The ominous statistical drum-roll of recession are beginning to beat almost on a weekly basis, as politicians who remained resolutely optimistic even a month ago are admitting openly now that the road ahead is likely to be as tough as anything this country has experienced since the 1930s.

Twelve months ago, if most people thought at all about what was being termed the “credit crunch” they perhaps regarded it as just desserts for greedy banks who had been stupid enough to sell sub-prime mortgages to borrowers without the necessary means to repay the loan, and then tried to cover their backs by selling-on the debt to other institutions. There was very little understanding at first about how quickly this cocktail of incompetence would spread through the financial world – until, that is, the US Government allowed the investment bank Lehman Brothers to go to the wall. This, surely a defining moment in the history of capitalism, hammered home an unpalatable truth that nothing, and no-one, could be deemed fire-proof.
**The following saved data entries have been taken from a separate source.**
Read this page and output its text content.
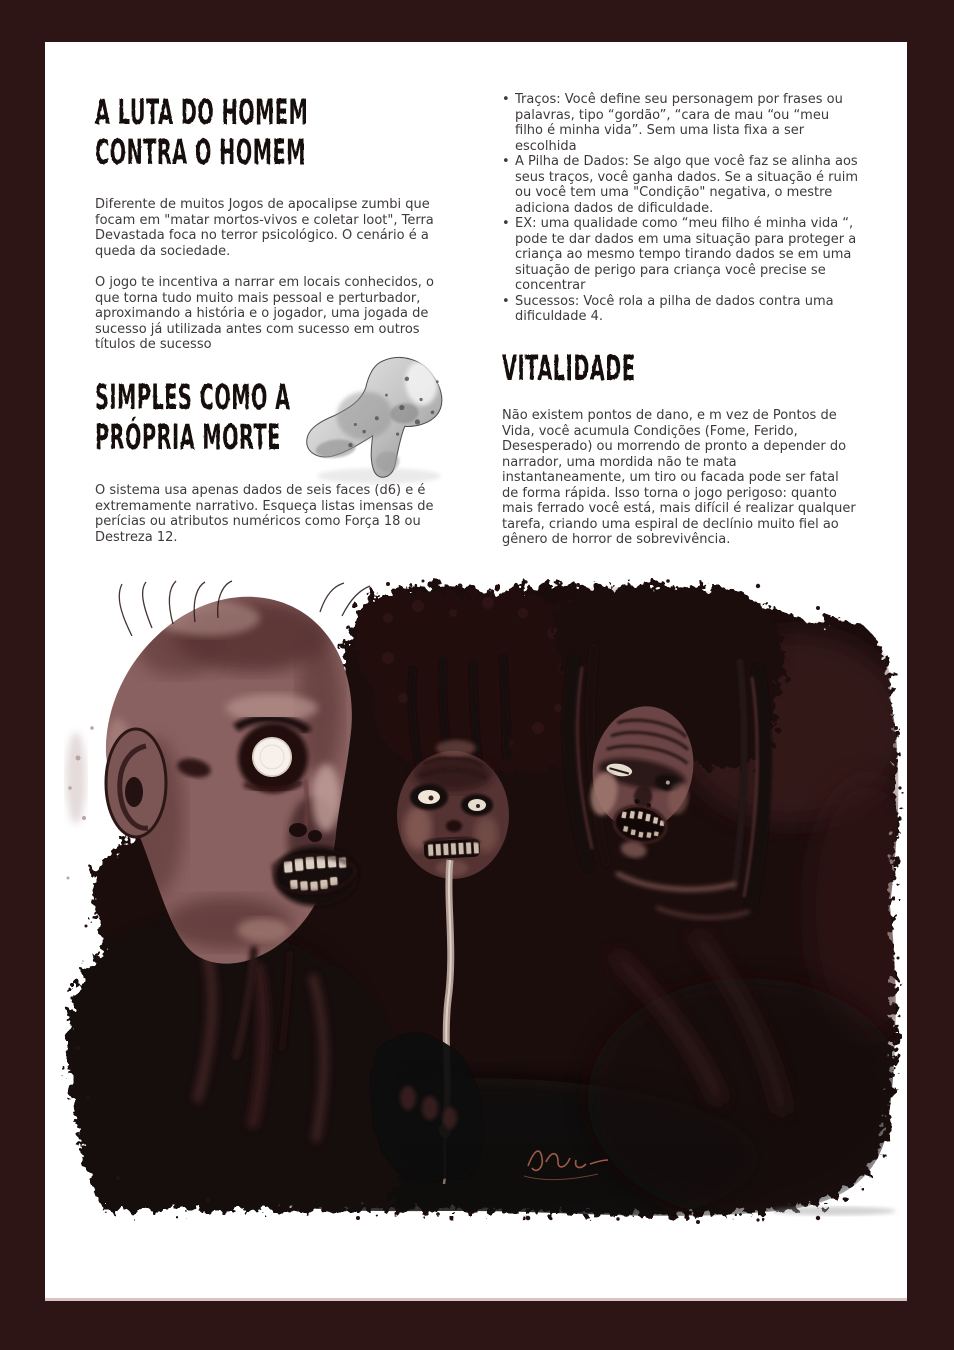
A LUTA DO HOMEM
CONTRA O HOMEM

Diferente de muitos Jogos de apocalipse zumbi que focam em "matar mortos-vivos e coletar loot", Terra Devastada foca no terror psicológico. O cenário é a queda da sociedade.

O jogo te incentiva a narrar em locais conhecidos, o que torna tudo muito mais pessoal e perturbador, aproximando a história e o jogador, uma jogada de sucesso já utilizada antes com sucesso em outros títulos de sucesso

SIMPLES COMO A
PRÓPRIA MORTE

O sistema usa apenas dados de seis faces (d6) e é extremamente narrativo. Esqueça listas imensas de perícias ou atributos numéricos como Força 18 ou Destreza 12.

• Traços: Você define seu personagem por frases ou palavras, tipo “gordão”, “cara de mau “ou “meu filho é minha vida”. Sem uma lista fixa a ser escolhida
• A Pilha de Dados: Se algo que você faz se alinha aos seus traços, você ganha dados. Se a situação é ruim ou você tem uma "Condição" negativa, o mestre adiciona dados de dificuldade.
• EX: uma qualidade como “meu filho é minha vida “, pode te dar dados em uma situação para proteger a criança ao mesmo tempo tirando dados se em uma situação de perigo para criança você precise se concentrar
• Sucessos: Você rola a pilha de dados contra uma dificuldade 4.
VITALIDADE

Não existem pontos de dano, e m vez de Pontos de Vida, você acumula Condições (Fome, Ferido, Desesperado) ou morrendo de pronto a depender do narrador, uma mordida não te mata instantaneamente, um tiro ou facada pode ser fatal de forma rápida. Isso torna o jogo perigoso: quanto mais ferrado você está, mais difícil é realizar qualquer tarefa, criando uma espiral de declínio muito fiel ao gênero de horror de sobrevivência.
Western governments face little option now but to pour unimaginable sums of money into shoring up the financial system, including stringent tax cuts, in an attempt to kick-start consumers into having the confidence to start spending again. It is too soon to say how quickly fiscal stimulus on such a scale will work, but in a world where even the once pre-eminent General Motors teeters on the edge of bankruptcy nothing can be taken for granted.

There are those who insist Birmingham may be in a better position to cope with this recession than was the case in the past. And while it is true that the West Midlands is no longer quite so reliant on manufacturing, and that many regeneration projects including New Street Station and the QE super hospital are financed by public money and will proceed in any case, the savage economic collapse will only make worse ingrained unemployment and social deprivation in many inner city wards.

It is understandable that Birmingham City Council leader Mike Whitby should strike an optimistic note. Doom-mongering will get us nowhere.

But when he talks about “oven-ready” projects remaining on course to be developed when the good times return, he must know in his heart that economic recovery is a long, long way away.